We sincerely stress that actions taken in derogation of the law because of violent mobs, rioters, protestors or vandals cannot be supported. In this case, the law clearly supports the monuments remaining in place. Please understand we wish to work with localities within the state, but we do ask that they abide by the controlling principle in our republic, that if laws passed by a state legislature are ignored, then the mob controls thereby making ineffectual the rule of law. Accordingly, it is up to you to ensure law enforcement protects the monuments located within your jurisdiction as required under N.C. Gen.
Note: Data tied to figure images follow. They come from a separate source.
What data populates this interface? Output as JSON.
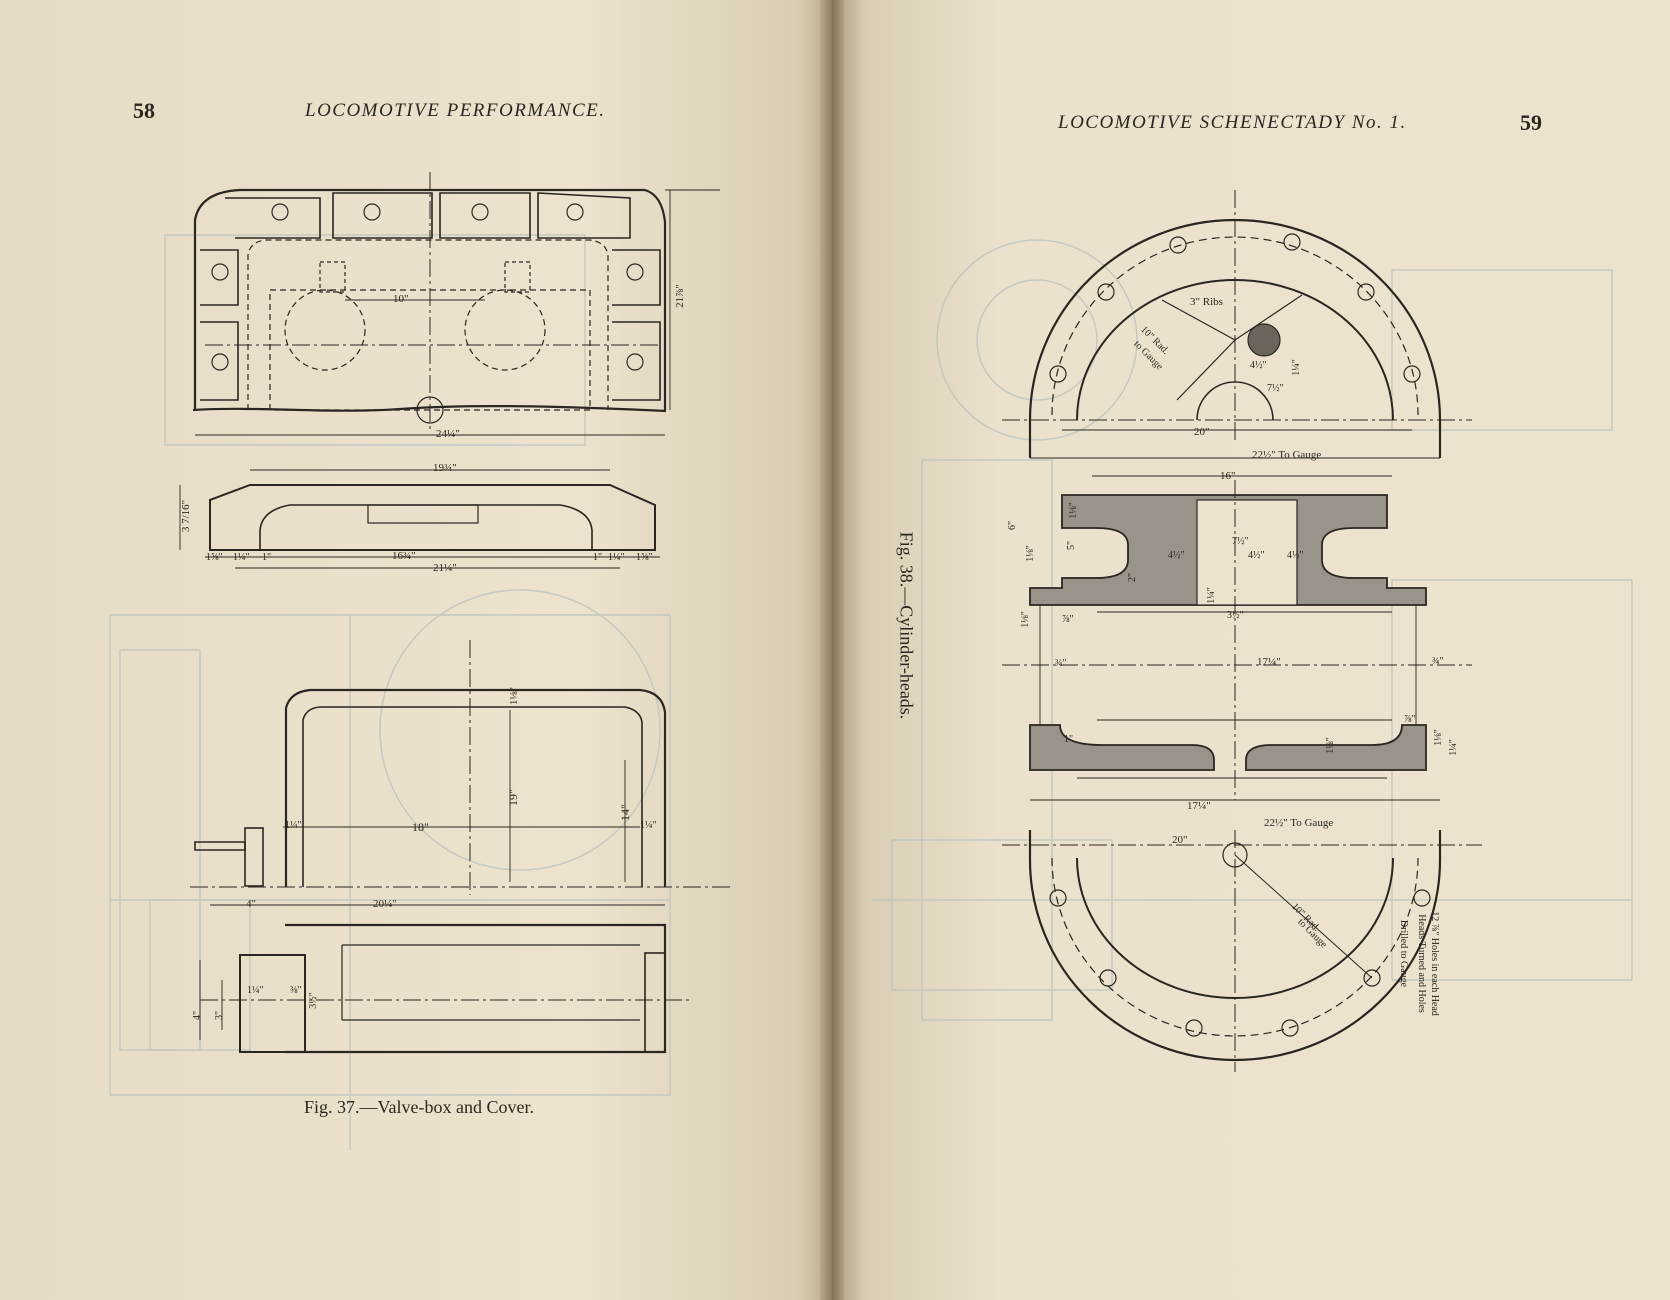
{
  "left_page": {
    "page_number": "58",
    "running_head": "LOCOMOTIVE PERFORMANCE.",
    "figure": {
      "caption": "Fig. 37.—Valve-box and Cover.",
      "dims": {
        "d10": "10\"",
        "d21_7_8": "21⅞\"",
        "d24_1_4": "24¼\"",
        "d19_3_4": "19¾\"",
        "d3_7_16": "3 7/16\"",
        "b1_5_8a": "1⅝\"",
        "b1_1_4a": "1¼\"",
        "b1a": "1\"",
        "d16_3_4": "16¾\"",
        "b1b": "1\"",
        "b1_1_4b": "1¼\"",
        "b1_5_8b": "1⅝\"",
        "d21_1_4": "21¼\"",
        "d1_1_8": "1⅛\"",
        "d19": "19\"",
        "d14": "14\"",
        "d1_1_4a": "1¼\"",
        "d18": "18\"",
        "d1_1_4b": "1¼\"",
        "d4a": "4\"",
        "d20_1_4": "20¼\"",
        "d1_1_4c": "1¼\"",
        "d3_8": "⅜\"",
        "d3_1_2": "3½\"",
        "d3": "3\"",
        "d4b": "4\""
      }
    }
  },
  "right_page": {
    "page_number": "59",
    "running_head": "LOCOMOTIVE SCHENECTADY No. 1.",
    "figure": {
      "caption": "Fig. 38.—Cylinder-heads.",
      "dims": {
        "ribs": "3\" Ribs",
        "rad_top": "10\" Rad.",
        "rad_top_2": "to Gauge",
        "t4_1_2": "4½\"",
        "t1_1_4": "1¼\"",
        "t7_1_2": "7½\"",
        "t20": "20\"",
        "t22_1_2": "22½\"  To Gauge",
        "d16": "16\"",
        "d1_1_8": "1⅛\"",
        "d6": "6\"",
        "d1_1_8b": "1⅛\"",
        "d5": "5\"",
        "d7_1_2": "7½\"",
        "d4_1_2a": "4½\"",
        "d4_1_2b": "4½\"",
        "d4_1_2c": "4½\"",
        "d2": "2\"",
        "d1_1_4": "1¼\"",
        "d3_1_2": "3½\"",
        "d7_8a": "⅞\"",
        "d1_1_8c": "1⅛\"",
        "d3_4a": "¾\"",
        "d17_1_4a": "17¼\"",
        "d3_4b": "¾\"",
        "d7_8b": "⅞\"",
        "d1a": "1\"",
        "d1_1_8d": "1⅛\"",
        "d1_1_8e": "1⅛\"",
        "d1_1_4b": "1¼\"",
        "d17_1_4b": "17¼\"",
        "b22_1_2": "22½\"  To Gauge",
        "b20": "20\"",
        "rad_bot": "10\" Rad.",
        "rad_bot_2": "to Gauge",
        "note1": "12 ⅞\" Holes in each Head",
        "note2": "Heads Turned and Holes",
        "note3": "Drilled to Gauge"
      }
    }
  },
  "colors": {
    "paper": "#ece3cf",
    "ink": "#2a2620",
    "ghost": "#b9c0bb"
  }
}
Stat. § 100-2.1 Further, the State and its political subdivisions have an obligation to hold all of those who act in a lawless manner, whether in direct violation of the HPA or other state laws — accountable. As we are a nation of laws, there is a prohibition against rewarding those who willingly break such laws by failing to enforce the very laws they violate. If local governments wish to move theses statues, they need to either present their case before the North Carolina Historical Commission or work to have the law changed. We respectfully ask you not ignore the law or cynically attempt to say the law allows action that it clearly does not.